Ahiru looked up at him. "Autor . . ." She managed a weak smile. "I remember you helped me. Thank you." Weakly she raised her right hand, the fingers brushing against Autor's hand on the railing. He went red.

"You don't need to thank me," he said. "You're . . ." He swallowed hard. "You're dear to me. I didn't want to lose you."

"You won't, Autor," Ahiru assured him. She looked to Fakir. "I'm going to get better, right?"

"Idiot," Fakir said, allowing a fond smile. "Of course you'll get better."

"And I'll have both of you to help me all along the way," Ahiru said.

Fakir glanced to Autor, who looked back. They would definitely be there for Ahiru, and hopefully for each other as well. They were all friends, but more than that, they had become a surrogate family of sorts. Whether Autor was biologically related to Fakir did not have any bearing on that fact.

"Yeah," Fakir agreed. "We'll be here for you."

Ahiru smiled, settling into the pillow. "Good," she said. "I'm glad."

But then she stiffened, remembrance flashing through her eyes. "Autor, are you okay now?"

He looked at her, bewildered. "Am I okay?" He frowned. "You're the one who was hurt."

She shook her head. "I heard you scream. . . ." Tears pricked her eyes. "I tried to call and ask what was wrong, but I couldn't say anything."

Now Autor was surprised. He had not expected Ahiru would have heard anything from that point, although he had hoped she had heard his words to her. His consternation overshadowed even his dismay that now Fakir would know of his outburst.

"I'm alright now," he said.

Ahiru searched his eyes, as if trying to determine if that was true, but then seemed satisfied.

"You were trying to move me away," she said softly. "If I'd been quicker, maybe I wouldn't have got hurt and you and Fakir wouldn't have had to worry. But . . ." She managed a weak smile. "If you hadn't been as quick as you were, maybe I would have been hurt even worse."

Both Autor and Fakir stared at her, stunned by her insight. But at last Autor leaned back, overwhelmed by the thoughts filling his mind. Perhaps that was true. He had been told that the bullet would likely have struck her heart if she had been facing the scene head-on. And if he had not been trying to steer her away, she would have been.

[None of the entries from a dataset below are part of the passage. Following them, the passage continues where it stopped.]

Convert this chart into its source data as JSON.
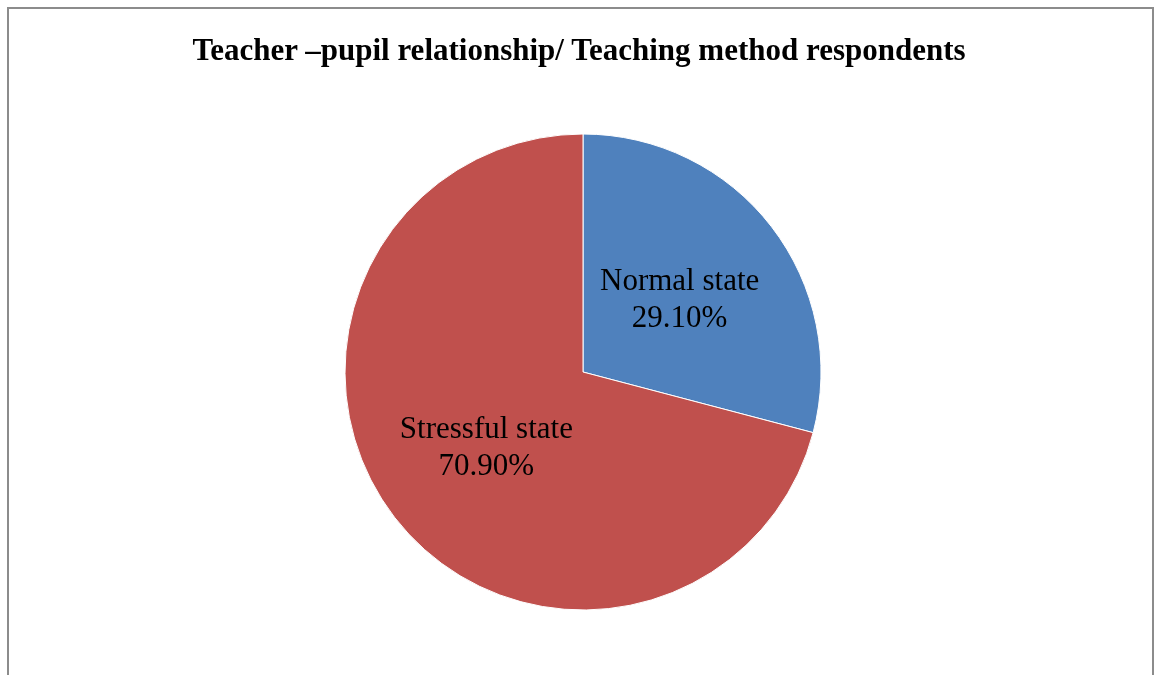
{
  "chart_data": {
    "type": "pie",
    "title": "Teacher –pupil relationship/ Teaching method respondents",
    "categories": [
      "Normal state",
      "Stressful state"
    ],
    "values": [
      29.1,
      70.9
    ],
    "colors": [
      "#4f81bd",
      "#c0504d"
    ],
    "value_labels": [
      "29.10%",
      "70.90%"
    ]
  }
}
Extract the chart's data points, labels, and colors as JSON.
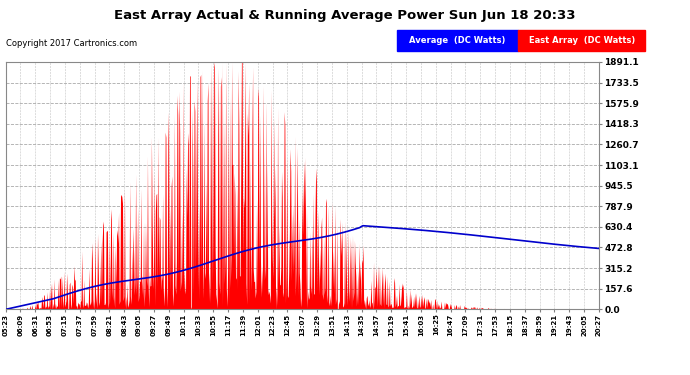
{
  "title": "East Array Actual & Running Average Power Sun Jun 18 20:33",
  "copyright": "Copyright 2017 Cartronics.com",
  "legend_avg": "Average  (DC Watts)",
  "legend_east": "East Array  (DC Watts)",
  "yticks": [
    0.0,
    157.6,
    315.2,
    472.8,
    630.4,
    787.9,
    945.5,
    1103.1,
    1260.7,
    1418.3,
    1575.9,
    1733.5,
    1891.1
  ],
  "ymax": 1891.1,
  "ymin": 0.0,
  "plot_bg_color": "#ffffff",
  "grid_color": "#aaaaaa",
  "bar_color": "#ff0000",
  "avg_color": "#0000cc",
  "title_color": "#000000",
  "xtick_labels": [
    "05:23",
    "06:09",
    "06:31",
    "06:53",
    "07:15",
    "07:37",
    "07:59",
    "08:21",
    "08:43",
    "09:05",
    "09:27",
    "09:49",
    "10:11",
    "10:33",
    "10:55",
    "11:17",
    "11:39",
    "12:01",
    "12:23",
    "12:45",
    "13:07",
    "13:29",
    "13:51",
    "14:13",
    "14:35",
    "14:57",
    "15:19",
    "15:41",
    "16:03",
    "16:25",
    "16:47",
    "17:09",
    "17:31",
    "17:53",
    "18:15",
    "18:37",
    "18:59",
    "19:21",
    "19:43",
    "20:05",
    "20:27"
  ],
  "fig_width": 6.9,
  "fig_height": 3.75,
  "dpi": 100
}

He had wanted to believe that he had actually helped save her life and had told that to Fakir. But deep in his heart he had not known what to think at all. This angle, that he had not previously considered, somehow gave him the added confirmation that he had still felt he needed.

"Thank you," he managed to choke out.

Ahiru looked bewildered now. "You're thanking me? Why?"

Autor recovered quickly. "For not dying," he said, his voice smooth.

Fakir crossed his arms. He knew what Autor had actually meant. And guilt was pricking his heart again. He had already come to realize that Ahiru very likely could have died without Autor there. Now it seemed that it was almost certainly true. Autor had been loyal and responsible throughout the experience.

I shouldn't have lost my temper, he thought to himself.

Suddenly he became aware that Ahiru was looking to him now. "Fakir?" she asked, concern in her eyes. "What is it? Did something happen?"

Fakir started. He opened his mouth, half-tempted to tell her the truth.

"Nothing happened," Autor cut in. "That is, nothing that wouldn't be expected when two people are highly worried about someone whom they care about."

Fakir looked to Autor in surprise, but the other boy only calmly returned the look. There was no point in telling Ahiru they had been arguing. She would likely figure that out herself anyway, when she was feeling better.

Albeit she looked like she might be figuring it out right then, from her concentrated and suspicious expression as she glanced back and forth between her best friends.

"Everything's okay now, right?" she said.

Fakir hesitated. Was it? Again he looked to Autor.

Autor smiled, only briefly looking to Fakir before returning his attention to Ahiru's question. Ahiru would recover. And he could have the peace of mind that he had done everything for her that he could. He would not let himself continue to feel hurt and bitter over words that had been spoken in anger and never meant.

"Yes," he said, and fully meant it. "Everything's alright."